Friday, September 3, 2010

Wishful Thinking

Hey everyone!!

I'm smiling for two reasons as I write this....first, because I got an email from my mom today telling me to UPDATE THE BLOG!! She said to write "what I'm thinking" and "feeling" if there isn't any news on contractions! I can hear your voice as I write this mom...

The second reason I am smiling...giggling out loud really, is that Dave and I just got finished with our Fantasy Football Draft for this upcoming season. We decided to play in a team just the two of us against each others teams. The giggling comes from the fact that we are trying so hard to believe that we will even have TIME to watch and follow fantasy football, OR will we want to?! I think we are hoping that Quinn is a good sleeper and that Sunday's can still be "our" day, where we don't get out of our pj's, and order a pizza in front of the t.v.. The sound of the opening NFL games, is something we've always gotten excited about together, and whether we can pull it off or not....well, here's to being part naive and part hopeful. =)

There is no news to report as for as "Quinn watch" He is a happy camper in my belly! He is a LOT less active than he used to be, but that's cause there is no room for him to play! We go to bed each night saying "maybe tonight!" and wake up each morning saying "darn it". (for those of your serious ones out there...relax, we know that he's best to stay in till his due date...we are just being honest about how we feel) He is due in 6 days, and it as scared and unaware of how our lives will change as we are, we are just that much excited. Dave and I lay in bed in the mornings staring at each other, and we talk about who's eyes he will have, or will he have hair or not...There is so much I know about this little guy inside me, and yet so much is a mystery. I've always been a girl who likes excitement and mystery...so this has been fun!

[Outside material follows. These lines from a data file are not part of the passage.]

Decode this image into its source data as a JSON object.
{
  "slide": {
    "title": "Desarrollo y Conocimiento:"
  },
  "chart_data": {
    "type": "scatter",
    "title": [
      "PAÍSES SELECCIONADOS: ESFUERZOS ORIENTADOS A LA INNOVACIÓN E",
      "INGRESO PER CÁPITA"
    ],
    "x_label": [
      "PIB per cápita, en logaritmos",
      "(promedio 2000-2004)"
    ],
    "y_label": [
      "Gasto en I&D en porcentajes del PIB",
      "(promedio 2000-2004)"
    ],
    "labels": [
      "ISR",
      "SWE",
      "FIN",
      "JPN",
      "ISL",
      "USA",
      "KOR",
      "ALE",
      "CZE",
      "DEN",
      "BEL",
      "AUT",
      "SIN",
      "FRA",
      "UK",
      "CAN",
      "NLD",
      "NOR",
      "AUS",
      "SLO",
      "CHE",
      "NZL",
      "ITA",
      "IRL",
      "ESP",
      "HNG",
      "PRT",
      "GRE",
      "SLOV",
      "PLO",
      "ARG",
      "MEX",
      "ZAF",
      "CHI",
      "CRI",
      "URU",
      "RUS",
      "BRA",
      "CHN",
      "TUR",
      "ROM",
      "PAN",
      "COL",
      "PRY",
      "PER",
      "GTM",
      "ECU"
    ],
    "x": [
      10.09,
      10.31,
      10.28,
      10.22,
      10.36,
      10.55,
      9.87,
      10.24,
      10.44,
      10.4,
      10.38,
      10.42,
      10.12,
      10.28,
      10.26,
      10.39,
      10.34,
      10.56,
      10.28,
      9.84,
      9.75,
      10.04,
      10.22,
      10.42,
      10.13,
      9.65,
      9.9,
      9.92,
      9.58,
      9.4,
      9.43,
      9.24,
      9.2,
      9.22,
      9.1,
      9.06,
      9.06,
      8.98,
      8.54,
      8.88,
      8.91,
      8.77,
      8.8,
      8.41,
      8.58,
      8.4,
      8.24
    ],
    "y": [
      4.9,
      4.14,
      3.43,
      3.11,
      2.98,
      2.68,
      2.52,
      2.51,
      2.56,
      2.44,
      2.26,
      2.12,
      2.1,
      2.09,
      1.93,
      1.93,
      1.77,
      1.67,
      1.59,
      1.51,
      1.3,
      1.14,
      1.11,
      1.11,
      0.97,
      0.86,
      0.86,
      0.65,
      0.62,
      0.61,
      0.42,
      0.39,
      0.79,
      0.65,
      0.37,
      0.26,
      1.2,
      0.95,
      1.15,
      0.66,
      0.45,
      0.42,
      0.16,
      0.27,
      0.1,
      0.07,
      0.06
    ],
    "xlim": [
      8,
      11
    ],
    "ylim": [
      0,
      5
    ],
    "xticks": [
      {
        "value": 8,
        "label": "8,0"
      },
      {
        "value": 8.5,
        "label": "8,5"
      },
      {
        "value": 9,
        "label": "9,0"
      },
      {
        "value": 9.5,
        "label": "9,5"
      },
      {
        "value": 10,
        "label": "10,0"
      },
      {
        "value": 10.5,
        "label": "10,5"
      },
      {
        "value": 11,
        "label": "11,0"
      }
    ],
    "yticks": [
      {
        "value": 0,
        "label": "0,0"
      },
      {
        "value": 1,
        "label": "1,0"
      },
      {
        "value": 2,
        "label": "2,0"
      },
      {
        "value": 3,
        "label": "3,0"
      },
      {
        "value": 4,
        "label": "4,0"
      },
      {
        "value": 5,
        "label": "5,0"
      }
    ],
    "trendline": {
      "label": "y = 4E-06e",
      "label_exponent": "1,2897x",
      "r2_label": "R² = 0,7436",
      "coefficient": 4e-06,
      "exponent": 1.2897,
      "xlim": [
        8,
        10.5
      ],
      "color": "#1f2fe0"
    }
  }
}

Most of my days are spent getting things done in the morning, like walking the dog, cleaning the house (i swear it's a vicious cycle...is it EVER actually done?) laundry, emails, etc... then afternoon, I'm usually down for the count. I am catching up on a lot of Tivo and Movies. I'm running out of books, and I could scream if I read one more baby book. I get excited to see Dave everyday when he comes home, and I can't wait to give him that "go time" announcement! I feel like I'm carrying a bowling ball between my legs, or like I rode a bike for 20 miles with a cement seat. Mostly I dread the nights, because sleeping is non existent. My sides and shoulders are killing me, I can't sleep on my back, and my back gets pretty bad spasms. I usually have to get up about every hour and a half to either stretch or pee! THAT SAID, besides this home stretch, I've had a lovely pregnancy, and knowing that we get to meet our son in less than 2 weeks MAX...It brings tears to my eyes.

Oh, one more thing...I've been practicing lullaby's. I bought a CD of them, because I didn't know ONE! Dave caught me singing the theme song to "Cheers" and "Golden Girls" to Quinn, and suggested I work on something else. So "somewhere over the rainbow" LOOK OUT! I'm coming after ya.

Love to you all...
-Brooke

2 comments:

  1. Yesterday I was singing The Three's Company theme song for absolutely no reason.Or so I thought. I must have been having an ESP moment.You can slow that down to half time and it makes a lovely lullaby!